CHAPITRE II
KAZAN
L'Asie en Europe.—Progrès de l'industrie russe.—Climat de Kazan.—Le faubourg tatar.—Vêtement des Tatars.—Politique des Russes à l'égard des musulmans; ses résultats.
Dix-huit heures après avoir quitté Nijni, le vapeur entre dans une immense plaine.
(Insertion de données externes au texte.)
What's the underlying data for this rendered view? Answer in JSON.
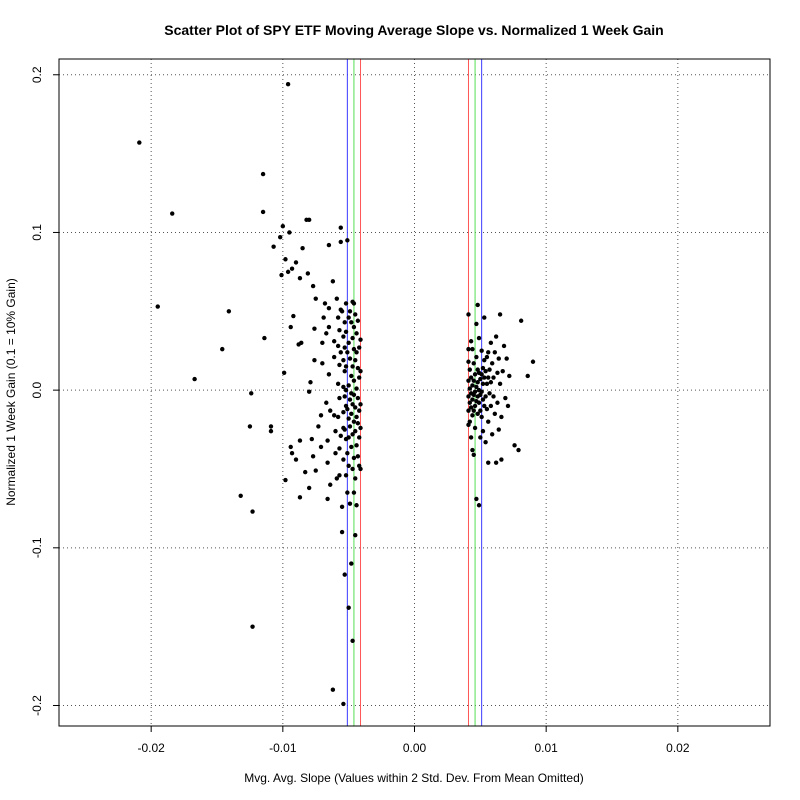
{
  "chart_data": {
    "type": "scatter",
    "title": "Scatter Plot of SPY ETF Moving Average Slope vs. Normalized 1 Week Gain",
    "xlabel": "Mvg. Avg. Slope (Values within 2 Std. Dev. From Mean Omitted)",
    "ylabel": "Normalized 1 Week Gain (0.1 = 10% Gain)",
    "xlim": [
      -0.027,
      0.027
    ],
    "ylim": [
      -0.213,
      0.21
    ],
    "x_ticks": [
      -0.02,
      -0.01,
      0.0,
      0.01,
      0.02
    ],
    "x_tick_labels": [
      "-0.02",
      "-0.01",
      "0.00",
      "0.01",
      "0.02"
    ],
    "y_ticks": [
      -0.2,
      -0.1,
      0.0,
      0.1,
      0.2
    ],
    "y_tick_labels": [
      "-0.2",
      "-0.1",
      "0.0",
      "0.1",
      "0.2"
    ],
    "grid": true,
    "point_color": "#000000",
    "vertical_lines": [
      {
        "x": -0.0051,
        "color": "#3b3bff"
      },
      {
        "x": -0.0046,
        "color": "#55dd55"
      },
      {
        "x": -0.0041,
        "color": "#ff5555"
      },
      {
        "x": 0.0041,
        "color": "#ff5555"
      },
      {
        "x": 0.0046,
        "color": "#55dd55"
      },
      {
        "x": 0.0051,
        "color": "#3b3bff"
      }
    ],
    "points": [
      [
        -0.0209,
        0.157
      ],
      [
        -0.0096,
        0.194
      ],
      [
        -0.0184,
        0.112
      ],
      [
        -0.0195,
        0.053
      ],
      [
        -0.0167,
        0.007
      ],
      [
        -0.0146,
        0.026
      ],
      [
        -0.0141,
        0.05
      ],
      [
        -0.0132,
        -0.067
      ],
      [
        -0.0123,
        -0.077
      ],
      [
        -0.0123,
        -0.15
      ],
      [
        -0.0125,
        -0.023
      ],
      [
        -0.0124,
        -0.002
      ],
      [
        -0.0115,
        0.137
      ],
      [
        -0.0115,
        0.113
      ],
      [
        -0.0114,
        0.033
      ],
      [
        -0.0109,
        -0.023
      ],
      [
        -0.0109,
        -0.026
      ],
      [
        -0.0107,
        0.091
      ],
      [
        -0.0102,
        0.097
      ],
      [
        -0.01,
        0.104
      ],
      [
        -0.0098,
        0.083
      ],
      [
        -0.0095,
        0.1
      ],
      [
        -0.0096,
        0.075
      ],
      [
        -0.0093,
        0.077
      ],
      [
        -0.0092,
        0.047
      ],
      [
        -0.0094,
        0.04
      ],
      [
        -0.0101,
        0.073
      ],
      [
        -0.0099,
        0.011
      ],
      [
        -0.0098,
        -0.057
      ],
      [
        -0.0094,
        -0.036
      ],
      [
        -0.0093,
        -0.04
      ],
      [
        -0.009,
        -0.044
      ],
      [
        -0.009,
        0.081
      ],
      [
        -0.0087,
        0.071
      ],
      [
        -0.0085,
        0.09
      ],
      [
        -0.0082,
        0.108
      ],
      [
        -0.008,
        0.108
      ],
      [
        -0.0081,
        0.074
      ],
      [
        -0.0088,
        0.029
      ],
      [
        -0.0086,
        0.03
      ],
      [
        -0.0087,
        -0.032
      ],
      [
        -0.0087,
        -0.068
      ],
      [
        -0.0083,
        -0.052
      ],
      [
        -0.008,
        -0.062
      ],
      [
        -0.0077,
        0.066
      ],
      [
        -0.0076,
        0.039
      ],
      [
        -0.0076,
        0.019
      ],
      [
        -0.0079,
        0.005
      ],
      [
        -0.008,
        -0.001
      ],
      [
        -0.0078,
        -0.031
      ],
      [
        -0.0077,
        -0.042
      ],
      [
        -0.0075,
        -0.051
      ],
      [
        -0.0075,
        0.058
      ],
      [
        -0.0073,
        -0.023
      ],
      [
        -0.0071,
        -0.016
      ],
      [
        -0.0071,
        -0.036
      ],
      [
        -0.007,
        0.03
      ],
      [
        -0.007,
        0.017
      ],
      [
        -0.0069,
        0.046
      ],
      [
        -0.0068,
        0.055
      ],
      [
        -0.0067,
        0.036
      ],
      [
        -0.0067,
        -0.008
      ],
      [
        -0.0066,
        -0.032
      ],
      [
        -0.0066,
        -0.046
      ],
      [
        -0.0066,
        -0.069
      ],
      [
        -0.0065,
        0.092
      ],
      [
        -0.0065,
        0.052
      ],
      [
        -0.0065,
        0.04
      ],
      [
        -0.0065,
        0.01
      ],
      [
        -0.0064,
        -0.013
      ],
      [
        -0.0064,
        -0.06
      ],
      [
        -0.0062,
        -0.19
      ],
      [
        -0.0062,
        0.069
      ],
      [
        -0.0061,
        0.031
      ],
      [
        -0.0061,
        0.021
      ],
      [
        -0.0061,
        -0.016
      ],
      [
        -0.006,
        -0.026
      ],
      [
        -0.006,
        -0.04
      ],
      [
        -0.0059,
        -0.056
      ],
      [
        -0.0059,
        0.058
      ],
      [
        -0.0058,
        0.046
      ],
      [
        -0.0058,
        0.028
      ],
      [
        -0.0058,
        0.004
      ],
      [
        -0.0058,
        -0.017
      ],
      [
        -0.0057,
        0.038
      ],
      [
        -0.0057,
        0.016
      ],
      [
        -0.0057,
        -0.005
      ],
      [
        -0.0057,
        -0.037
      ],
      [
        -0.0057,
        -0.054
      ],
      [
        -0.0056,
        0.103
      ],
      [
        -0.0056,
        0.094
      ],
      [
        -0.0056,
        0.051
      ],
      [
        -0.0056,
        0.024
      ],
      [
        -0.0056,
        -0.029
      ],
      [
        -0.0055,
        -0.074
      ],
      [
        -0.0055,
        -0.09
      ],
      [
        -0.0055,
        0.05
      ],
      [
        -0.0054,
        0.034
      ],
      [
        -0.0054,
        0.019
      ],
      [
        -0.0054,
        0.002
      ],
      [
        -0.0054,
        -0.014
      ],
      [
        -0.0054,
        -0.024
      ],
      [
        -0.0054,
        -0.044
      ],
      [
        -0.0054,
        -0.199
      ],
      [
        -0.0053,
        -0.117
      ],
      [
        -0.0053,
        0.043
      ],
      [
        -0.0053,
        0.027
      ],
      [
        -0.0053,
        0.012
      ],
      [
        -0.0053,
        -0.004
      ],
      [
        -0.0053,
        -0.025
      ],
      [
        -0.0052,
        0.055
      ],
      [
        -0.0052,
        0.037
      ],
      [
        -0.0052,
        0.015
      ],
      [
        -0.0052,
        0.0
      ],
      [
        -0.0052,
        -0.01
      ],
      [
        -0.0052,
        -0.031
      ],
      [
        -0.0052,
        -0.054
      ],
      [
        -0.0051,
        0.095
      ],
      [
        -0.0051,
        0.024
      ],
      [
        -0.0051,
        -0.012
      ],
      [
        -0.0051,
        -0.04
      ],
      [
        -0.0051,
        -0.065
      ],
      [
        -0.005,
        -0.138
      ],
      [
        -0.005,
        0.046
      ],
      [
        -0.005,
        0.03
      ],
      [
        -0.005,
        0.003
      ],
      [
        -0.005,
        -0.018
      ],
      [
        -0.005,
        -0.03
      ],
      [
        -0.005,
        -0.048
      ],
      [
        -0.0049,
        0.05
      ],
      [
        -0.0049,
        0.02
      ],
      [
        -0.0049,
        -0.006
      ],
      [
        -0.0049,
        -0.023
      ],
      [
        -0.0049,
        -0.072
      ],
      [
        -0.0048,
        0.043
      ],
      [
        -0.0048,
        0.009
      ],
      [
        -0.0048,
        -0.002
      ],
      [
        -0.0048,
        -0.015
      ],
      [
        -0.0048,
        -0.036
      ],
      [
        -0.0048,
        -0.11
      ],
      [
        -0.0047,
        -0.159
      ],
      [
        -0.0047,
        0.056
      ],
      [
        -0.0047,
        0.033
      ],
      [
        -0.0047,
        0.015
      ],
      [
        -0.0047,
        -0.009
      ],
      [
        -0.0047,
        -0.028
      ],
      [
        -0.0047,
        -0.05
      ],
      [
        -0.0046,
        0.055
      ],
      [
        -0.0046,
        0.04
      ],
      [
        -0.0046,
        0.026
      ],
      [
        -0.0046,
        0.006
      ],
      [
        -0.0046,
        -0.003
      ],
      [
        -0.0046,
        -0.02
      ],
      [
        -0.0046,
        -0.043
      ],
      [
        -0.0046,
        -0.065
      ],
      [
        -0.0045,
        -0.092
      ],
      [
        -0.0045,
        0.048
      ],
      [
        -0.0045,
        0.019
      ],
      [
        -0.0045,
        -0.011
      ],
      [
        -0.0045,
        -0.026
      ],
      [
        -0.0045,
        -0.056
      ],
      [
        -0.0044,
        0.036
      ],
      [
        -0.0044,
        0.024
      ],
      [
        -0.0044,
        0.001
      ],
      [
        -0.0044,
        -0.017
      ],
      [
        -0.0044,
        -0.035
      ],
      [
        -0.0044,
        -0.073
      ],
      [
        -0.0043,
        0.044
      ],
      [
        -0.0043,
        0.014
      ],
      [
        -0.0043,
        -0.005
      ],
      [
        -0.0043,
        -0.021
      ],
      [
        -0.0043,
        -0.042
      ],
      [
        -0.0042,
        0.027
      ],
      [
        -0.0042,
        0.008
      ],
      [
        -0.0042,
        -0.013
      ],
      [
        -0.0042,
        -0.03
      ],
      [
        -0.0042,
        -0.048
      ],
      [
        -0.0041,
        0.032
      ],
      [
        -0.0041,
        0.012
      ],
      [
        -0.0041,
        -0.009
      ],
      [
        -0.0041,
        -0.024
      ],
      [
        -0.0041,
        -0.05
      ],
      [
        0.0041,
        0.048
      ],
      [
        0.0041,
        0.026
      ],
      [
        0.0041,
        0.018
      ],
      [
        0.0041,
        0.006
      ],
      [
        0.0041,
        -0.004
      ],
      [
        0.0041,
        -0.013
      ],
      [
        0.0041,
        -0.022
      ],
      [
        0.0042,
        0.013
      ],
      [
        0.0042,
        0.001
      ],
      [
        0.0042,
        -0.008
      ],
      [
        0.0042,
        -0.02
      ],
      [
        0.0043,
        0.031
      ],
      [
        0.0043,
        0.008
      ],
      [
        0.0043,
        -0.002
      ],
      [
        0.0043,
        -0.011
      ],
      [
        0.0043,
        -0.03
      ],
      [
        0.0044,
        0.026
      ],
      [
        0.0044,
        0.003
      ],
      [
        0.0044,
        -0.006
      ],
      [
        0.0044,
        -0.016
      ],
      [
        0.0044,
        -0.038
      ],
      [
        0.0045,
        0.017
      ],
      [
        0.0045,
        0.006
      ],
      [
        0.0045,
        -0.003
      ],
      [
        0.0045,
        -0.013
      ],
      [
        0.0045,
        -0.041
      ],
      [
        0.0046,
        0.01
      ],
      [
        0.0046,
        -0.001
      ],
      [
        0.0046,
        -0.01
      ],
      [
        0.0046,
        -0.024
      ],
      [
        0.0047,
        0.042
      ],
      [
        0.0047,
        0.021
      ],
      [
        0.0047,
        0.002
      ],
      [
        0.0047,
        -0.007
      ],
      [
        0.0047,
        -0.069
      ],
      [
        0.0048,
        0.054
      ],
      [
        0.0048,
        0.013
      ],
      [
        0.0048,
        0.005
      ],
      [
        0.0048,
        -0.004
      ],
      [
        0.0048,
        -0.015
      ],
      [
        0.0049,
        0.033
      ],
      [
        0.0049,
        0.011
      ],
      [
        0.0049,
        0.0
      ],
      [
        0.0049,
        -0.008
      ],
      [
        0.0049,
        -0.073
      ],
      [
        0.005,
        0.007
      ],
      [
        0.005,
        -0.003
      ],
      [
        0.005,
        -0.013
      ],
      [
        0.005,
        -0.03
      ],
      [
        0.0051,
        0.025
      ],
      [
        0.0051,
        0.01
      ],
      [
        0.0051,
        -0.001
      ],
      [
        0.0051,
        -0.017
      ],
      [
        0.0052,
        0.014
      ],
      [
        0.0052,
        0.004
      ],
      [
        0.0052,
        -0.006
      ],
      [
        0.0052,
        -0.026
      ],
      [
        0.0053,
        0.046
      ],
      [
        0.0053,
        0.019
      ],
      [
        0.0053,
        0.008
      ],
      [
        0.0053,
        -0.01
      ],
      [
        0.0054,
        0.012
      ],
      [
        0.0054,
        -0.004
      ],
      [
        0.0054,
        -0.033
      ],
      [
        0.0055,
        0.021
      ],
      [
        0.0055,
        0.004
      ],
      [
        0.0055,
        -0.012
      ],
      [
        0.0056,
        0.024
      ],
      [
        0.0056,
        0.008
      ],
      [
        0.0056,
        -0.02
      ],
      [
        0.0056,
        -0.046
      ],
      [
        0.0057,
        0.013
      ],
      [
        0.0057,
        -0.002
      ],
      [
        0.0058,
        0.03
      ],
      [
        0.0058,
        0.005
      ],
      [
        0.0058,
        -0.01
      ],
      [
        0.0059,
        0.017
      ],
      [
        0.0059,
        -0.028
      ],
      [
        0.006,
        0.008
      ],
      [
        0.006,
        -0.004
      ],
      [
        0.0061,
        0.024
      ],
      [
        0.0061,
        -0.015
      ],
      [
        0.0062,
        -0.046
      ],
      [
        0.0062,
        0.034
      ],
      [
        0.0063,
        0.011
      ],
      [
        0.0063,
        -0.008
      ],
      [
        0.0064,
        0.02
      ],
      [
        0.0064,
        -0.025
      ],
      [
        0.0065,
        0.048
      ],
      [
        0.0065,
        0.004
      ],
      [
        0.0066,
        -0.044
      ],
      [
        0.0066,
        -0.017
      ],
      [
        0.0067,
        0.012
      ],
      [
        0.0068,
        0.028
      ],
      [
        0.0069,
        -0.005
      ],
      [
        0.007,
        0.02
      ],
      [
        0.0071,
        -0.01
      ],
      [
        0.0072,
        0.009
      ],
      [
        0.0076,
        -0.035
      ],
      [
        0.0079,
        -0.038
      ],
      [
        0.0081,
        0.044
      ],
      [
        0.0086,
        0.009
      ],
      [
        0.009,
        0.018
      ]
    ]
  }
}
Plaine d'eau à droite, animée par le va-et-vient incessant de vapeurs; plaine de verdure à gauche, brouillée d'une buée de chaleur. Dans cette brume, sur une colline violette lointaine, apparaît Kazan.
En débarquant vous avez une sensation d'Asie. Sur la berge grouille une foule de portefaix tatars, de mendiants déguenillés, de femmes en jupes roses, jaunes ou vertes; un arc-en-ciel humain tremblote devant vos yeux. Foule autour d'échoppes en plein vent garnies de fruits éclatants de coloration, foule autour de véhicules bizarres avec leurs douga multicolores placées comme des diadèmes au-dessus de la tête des chevaux, foule sur les pontons, devant les magasins, autour des cabarets; partout une multitude affairée et gesticulante, avec des bonnets en peau de mouton, des calottes, des casquettes, des kaftans noirs ou bleus, et des touloupes grises de crasse.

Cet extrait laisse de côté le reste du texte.